Keduanya berangkat ke sebuah tempat yang tidak jelas. Dan, keduanya tiba di sebuah tempat di pinggir pantai. Di pantai sang guru melakukan sesuatu yang sangat aneh bagi Nabi Musa AS, yaitu melubangi perahu-perahu nelayan miskin di tempat itu.
Dalam Al-Qur’an dibahasakan Nabi Musa AS menaruh harapan besar untuk diterima menjadi murid, Musa berkata kepada Khidhr: “Bolehkah aku mengikutimu supaya kamu mengajarkan kepadaku ilmu yang benar di antara ilmu-ilmu yang telah diajarkan kepadamu?” (QS. al-Kahfi/18 66).
Nabi Musa AS pun spontan menyatakan keberatannya: “Mengapa kamu melubangi perahu itu, yang akibatnya kamu menenggelamkan penumpangnya? Sesungguhnya kamu telah berbuat sesuatu kesalahan yang besar” (QS. al-Kahfi 18: 71).
Pertanyaan Nabi Musa AS yang walaupun diyakini secara akal normal tidak ada yang salah, tetapi sang guru menganggap sikap batin yang mendorongnya mengeluarkan pertanyaan dan tanggapan belumlah mencerminkan murid yang pantas untuk memperoleh ilmu laduni (QS. al-Kahfi/18 : 65), lalu gurunya memberikan teguran: “Bukankah aku telah berkata: ‘Sesungguhnya kamu sekali-kali tidak akan sabar bersama dengan aku” (QS. al-Kahfi/18: 72).
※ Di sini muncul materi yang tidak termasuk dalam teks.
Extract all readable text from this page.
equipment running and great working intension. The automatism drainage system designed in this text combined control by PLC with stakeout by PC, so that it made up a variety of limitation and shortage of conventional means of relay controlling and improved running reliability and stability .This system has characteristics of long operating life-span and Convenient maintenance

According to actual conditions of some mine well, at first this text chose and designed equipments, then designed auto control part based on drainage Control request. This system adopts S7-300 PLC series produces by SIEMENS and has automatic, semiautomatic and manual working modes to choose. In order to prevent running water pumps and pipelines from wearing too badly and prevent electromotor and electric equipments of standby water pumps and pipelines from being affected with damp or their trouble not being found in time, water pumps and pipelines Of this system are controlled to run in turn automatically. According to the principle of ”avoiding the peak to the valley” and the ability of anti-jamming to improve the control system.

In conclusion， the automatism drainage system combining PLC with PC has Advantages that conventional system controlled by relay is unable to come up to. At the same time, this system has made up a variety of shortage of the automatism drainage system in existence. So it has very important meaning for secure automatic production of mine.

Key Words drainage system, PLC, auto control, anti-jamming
Menyadari kekeliruan dengan kelancangannya mempertanyakan kebijakan sang guru, Nabi Musa AS memohon maaf kepada gurunya: “Janganlah kamu menghukum aku karena kelupaanku, dan janganlah kamu membebani aku dengan sesuatu kesulitan dalam urusanku.” (QS. al-Kahfi/18: 73). © (Bersambung/goes)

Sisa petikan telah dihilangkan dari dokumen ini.